The research by Amanda Cross and colleagues at the US National Cancer Institute used data from a large US diet and health study, which began in 1995 and involved nearly half a million men and women, aged 50-71.
The participants had no previous records of cancer and they filled a questionnaire about their dietary habits over the previous year.
People whose intake of red meat was in the top fifth of the range of intakes, as recorded in the study, had an increased risk of developing colorectal, liver, lung and esophageal cancer as compared to people in the lowest fifth of consumption.
People in the highest fifth of processed meat intake had an increased risk of developing colorectal and lung cancer.
However, the frequency of other cancers were largely unaffected by meat intake.

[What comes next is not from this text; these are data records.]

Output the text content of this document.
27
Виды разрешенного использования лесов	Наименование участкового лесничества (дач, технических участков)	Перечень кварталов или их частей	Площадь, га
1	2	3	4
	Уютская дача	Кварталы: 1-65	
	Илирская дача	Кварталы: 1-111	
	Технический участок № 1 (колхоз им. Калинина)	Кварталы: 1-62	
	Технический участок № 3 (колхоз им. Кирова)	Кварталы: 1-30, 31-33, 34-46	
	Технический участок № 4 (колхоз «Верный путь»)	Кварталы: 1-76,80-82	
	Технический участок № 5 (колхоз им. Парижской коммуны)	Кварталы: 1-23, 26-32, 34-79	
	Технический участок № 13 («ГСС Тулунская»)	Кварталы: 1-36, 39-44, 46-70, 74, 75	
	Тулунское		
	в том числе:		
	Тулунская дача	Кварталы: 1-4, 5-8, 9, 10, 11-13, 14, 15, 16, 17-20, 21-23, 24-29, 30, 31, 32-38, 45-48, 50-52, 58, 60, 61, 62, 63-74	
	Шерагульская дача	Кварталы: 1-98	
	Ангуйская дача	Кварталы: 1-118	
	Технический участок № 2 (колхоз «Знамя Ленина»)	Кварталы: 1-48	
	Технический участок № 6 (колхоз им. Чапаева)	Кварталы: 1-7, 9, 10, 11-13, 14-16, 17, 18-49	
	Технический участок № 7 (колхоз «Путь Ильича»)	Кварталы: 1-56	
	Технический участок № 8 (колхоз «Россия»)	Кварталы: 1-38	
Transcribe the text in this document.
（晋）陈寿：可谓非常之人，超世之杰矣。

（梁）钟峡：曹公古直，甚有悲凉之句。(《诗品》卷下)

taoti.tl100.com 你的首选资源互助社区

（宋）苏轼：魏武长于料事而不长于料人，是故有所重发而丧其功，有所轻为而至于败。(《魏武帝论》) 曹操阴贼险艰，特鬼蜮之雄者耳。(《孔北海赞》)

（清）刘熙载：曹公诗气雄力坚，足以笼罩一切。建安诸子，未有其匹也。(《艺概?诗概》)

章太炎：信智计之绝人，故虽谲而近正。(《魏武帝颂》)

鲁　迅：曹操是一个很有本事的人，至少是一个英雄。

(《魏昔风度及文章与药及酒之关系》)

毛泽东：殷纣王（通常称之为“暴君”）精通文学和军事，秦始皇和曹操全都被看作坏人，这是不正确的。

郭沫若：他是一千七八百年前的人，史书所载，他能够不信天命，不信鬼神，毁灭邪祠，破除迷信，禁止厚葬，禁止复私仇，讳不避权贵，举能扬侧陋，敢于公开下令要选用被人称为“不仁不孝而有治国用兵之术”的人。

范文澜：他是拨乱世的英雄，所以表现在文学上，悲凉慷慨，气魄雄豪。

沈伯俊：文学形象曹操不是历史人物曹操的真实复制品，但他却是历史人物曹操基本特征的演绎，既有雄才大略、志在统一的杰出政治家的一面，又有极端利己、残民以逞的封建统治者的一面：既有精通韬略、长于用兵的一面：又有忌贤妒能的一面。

The results showed that people who eat a lot of red and processed meats have a higher risk of developing colorectal and lung cancer than people who eat smaller quantities.
The results also pointed out that a high red meat intake is associated with an increased risk of esophageal and liver cancer and that 1 in 10 colorectal and 1 in 10 lung cancers could be evaded if people cut their red and processed meat intake to the lowest possible unit.
The researchers considered factors such as smoking that might have affected cancer incidence, but there is a possibility that other life-style factors may have had an influence.
The study had overlapping definitions of red meat and processed meat: bacon and ham, for example, were included in both categories.
Therefore, it is still unclear which particular type of meat causes which type of cancer.
A majority of study participants were non-Hispanic white, so the findings may not apply to people with different genetic backgrounds.
All the same, they still add to the evidence that suggests that decreased consumption of red and processed meats could reduce the incidence of several types of cancer.
The study is published in the latest issue of PLoS Medicine.